Guardandosi allo specchio/Lesbo, si rivede nella sua condizione di persona oppressa da una società che procura inquietudine e apprensione, le stesse tensioni che la costringono ad essere “drogata e intontita dall’ultimo tranquillante”. Il “fumo d’inferno” che offusca il mondo “sommerge le nostre teste”; i pensieri e le fantasie, ogni minimo barlume di speranza. E rimprovera a se stessa di aver messo da parte il suo mondo interiore, la sua “bambina”, la sua anima: “Ti chiami Orfana, orfana”. I ricordi si fanno brucianti, e ricorda la sua naturale e ingenua bellezza, quando “A Hollywood, a New York” tutti restavano ammirati, perché era “uno schianto”. Eppure quelle lusinghe non hanno scalfito il suo giudizio sulla società che, nelle vesti del marito, si sbriciola in frivoli discorsi “fuori al caffè”. È un mondo di uomini che “scende il pendio di plastica acciottolato, scassato tram che manda scintille blu. Le scintille piovono giù in milioni di pezzetti come quarzo frantumato”. Si tratta di un mondo sbriciolato, disgregato, un mondo senza più immaginazione, dove “scintille” di luci si spengono come meteore, è un mondo che disillude e soffoca.

Su questa visione della vita, nell’afa di questo mondo la sua memoria si riporta a “quella notte” in cui “la luna trainava il suo sacco di sangue”, tra “le luci della laguna”, laddove vagheggiamenti e aspirazioni bruciavano pene e tormenti. Ma quella fu una breve estasi, perché presto tutto “diventò normale”, la luce ritornò “dura, netta e bianca”, portando di nuovo a sentire il peso delle catene e dei limiti di una vita senza sfumature di altro colore. Questo il crollo dei sogni, “il luccichio di scaglie sulla sabbia”, che lei e il suo io/Lesbo, lei e la sua anima, la sua “bambina” raccoglievano, “plasmandola” per dare forma e sostanza ai pensieri. Quella notte epifanica è lontana, il ricordo è stato esorcizzato, quello che le rimane dentro è l’amarezza e il silenzio: “Ora taccio, tutta odio”.

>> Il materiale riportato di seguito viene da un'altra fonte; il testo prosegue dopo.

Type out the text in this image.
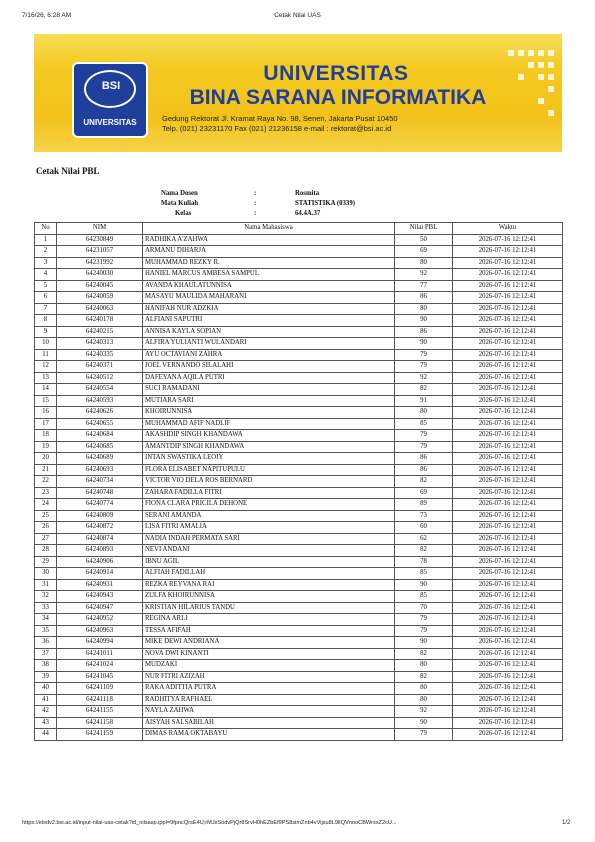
7/16/26, 6:28 AM	Cetak Nilai UAS
BSI
UNIVERSITAS
UNIVERSITAS
BINA SARANA INFORMATIKA
Gedung Rektorat Jl. Kramat Raya No. 98, Senen, Jakarta Pusat 10450
Telp. (021) 23231170 Fax (021) 21236158 e-mail : rektorat@bsi.ac.id
Cetak Nilai PBL
Nama Dosen	:	Rosmita
Mata Kuliah	:	STATISTIKA (0339)
Kelas	:	64.4A.37
No	NIM	Nama Mahasiswa	Nilai PBL	Waktu
1	64230849	RADHIKA A'ZAHWA	50	2026-07-16 12:12:41
2	64231057	ARMANU DIHARJA	69	2026-07-16 12:12:41
3	64231992	MUHAMMAD REZKY R.	80	2026-07-16 12:12:41
4	64240030	HANIEL MARCUS AMBESA SAMPUL	92	2026-07-16 12:12:41
5	64240045	AVANDA KHAULATUNNISA	77	2026-07-16 12:12:41
6	64240059	MASAYU MAULIDA MAHARANI	86	2026-07-16 12:12:41
7	64240063	HANIFAH NUR ADZKIA	80	2026-07-16 12:12:41
8	64240178	ALFIANI SAPUTRI	90	2026-07-16 12:12:41
9	64240215	ANNISA KAYLA SOPIAN	86	2026-07-16 12:12:41
10	64240313	ALFIRA YULIANTI WULANDARI	90	2026-07-16 12:12:41
11	64240335	AYU OCTAVIANI ZAHRA	79	2026-07-16 12:12:41
12	64240371	JOEL VERNANDO SILALAHI	79	2026-07-16 12:12:41
13	64240512	DAFEYANA AQILA PUTRI	92	2026-07-16 12:12:41
14	64240554	SUCI RAMADANI	82	2026-07-16 12:12:41
15	64240593	MUTIARA SARI	91	2026-07-16 12:12:41
16	64240626	KHOIRUNNISA	80	2026-07-16 12:12:41
17	64240655	MUHAMMAD AFIF NADLIF	85	2026-07-16 12:12:41
18	64240684	AKASHDIP SINGH KHANDAWA	79	2026-07-16 12:12:41
19	64240685	AMANTDIP SINGH KHANDAWA	79	2026-07-16 12:12:41
20	64240689	INTAN SWASTIKA LEOIY	86	2026-07-16 12:12:41
21	64240693	FLORA ELISABET NAPITUPULU	86	2026-07-16 12:12:41
22	64240734	VICTOR VIO DELA ROS BERNARD	82	2026-07-16 12:12:41
23	64240748	ZAHARA FADILLA FITRI	69	2026-07-16 12:12:41
24	64240774	FIONA CLARA PRICILA DEHONE	89	2026-07-16 12:12:41
25	64240809	SERANI AMANDA	73	2026-07-16 12:12:41
26	64240872	LISA FITRI AMALIA	60	2026-07-16 12:12:41
27	64240874	NADIA INDAH PERMATA SARI	62	2026-07-16 12:12:41
28	64240893	NEVI ANDANI	82	2026-07-16 12:12:41
29	64240906	IBNU AGIL	78	2026-07-16 12:12:41
30	64240914	ALFIAH FADILLAH	85	2026-07-16 12:12:41
31	64240931	REZKA REYVANA RAI	90	2026-07-16 12:12:41
32	64240943	ZULFA KHOIRUNNISA	85	2026-07-16 12:12:41
33	64240947	KRISTIAN HILARIUS TANDU	70	2026-07-16 12:12:41
34	64240952	REGINA ARLI	79	2026-07-16 12:12:41
35	64240963	TESSA AFIFAH	79	2026-07-16 12:12:41
36	64240994	MIKE DEWI ANDRIANA	90	2026-07-16 12:12:41
37	64241011	NOVA DWI KINANTI	82	2026-07-16 12:12:41
38	64241024	MUDZAKI	80	2026-07-16 12:12:41
39	64241045	NUR FITRI AZIZAH	82	2026-07-16 12:12:41
40	64241109	RAKA ADITTIA PUTRA	80	2026-07-16 12:12:41
41	64241118	RADHITYA RAFHAEL	80	2026-07-16 12:12:41
42	64241155	NAYLA ZAHWA	92	2026-07-16 12:12:41
43	64241158	AISYAH SALSABILAH	90	2026-07-16 12:12:41
44	64241159	DIMAS RAMA OKTABAYU	79	2026-07-16 12:12:41
https://elsdv2.bsi.ac.id/input-nilai-uas-cetak?id_nilsasp.ippl=9fpncQrsE4U;rMJsSodvPjQr8SrvH0hEZbEf9PS8simZnb4vVijsu8L9lIQVnooCBWrsxZ2cU...	1/2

Sylvia Plath si è dovuta ricomporre nella sua parte di casalinga, “impacco le dure patate”, anche se non può fare a meno di soffrire e tormentarsi perché “Impacco i bambini. Impacco i gattini malati”. E con questo dire vuole intendere che rappezza i suoi sogni infranti, la sua anima sconcertata, le sue speranze travolte dall’esperienza. Eppure, contro il “vaso di acido” della storia lei si sente “colma d’amore”, la sua anima – l’io/Lesbo che è in lei – è piena di spiritualità. Il suo risentimento è per come è costretta a portare la maschera sociale, per come deve essere il suo io sociale; e, infatti, “Con la sua palla al piede lui va al cancello che dà sul mare e il mare ci va dentro, bianco e nero, e il cancello lo risputa indietro”. Si tratta di una mancata apertura al “tutto-nulla” (il cui simbolo è in quel “bianco e nero”), perché “il cancello” delle finzioni, quella “Hollywood senza finestre” non dà possibilità e alternative di scelta, di partecipazione e comunicazione con l’ “Oltre”. Infatti afferma che “Comunicar non si può” e “non ce la fai più” a sforzarti di sanare la disarmonia della realtà, cercando di riempire la vita “di spiritualità”.

Ormai si percepisce come una “stanca ciabatta” che inutilmente ha provato a raggiungere la stanza della felicità, la stanza che dovrebbe spalancare la finestra sull’infinito di nuovi orizzonti. Non c’è scampo per il sé adulto, “il tuo lindo perbeninoti si chiude addosso come un pugno di bambino”, il “pugno” della coscienza, dei dubbi, delle inquietudini scatenate da “quello spasimante del mare”, la cui vastità è uno specchio del vero. In tutta questa frenesia si sente “ancora cruda”, non pronta per svestirsi delle “bugie”. I vincoli e gli impedimenti della vita s’innalzano imperituri, così che può dire “Nemmeno nel tuo cielo Zen t’incontrerò”. “Cielo di Zen” come compresa e dichiarata alternativa all’assenza di senso: si tratta di un “Altrove” che è possibile raggiungere solo con la morte, l’evento limite in cui non potrà incontrare la sua anima “bambina”. E non potrà incontrarla semplicemente perché la sua anima sarà già rinata come “bambina”, con i suoi “gattini”, in altre e nuove vite da sperimentare con integro e vergine candore.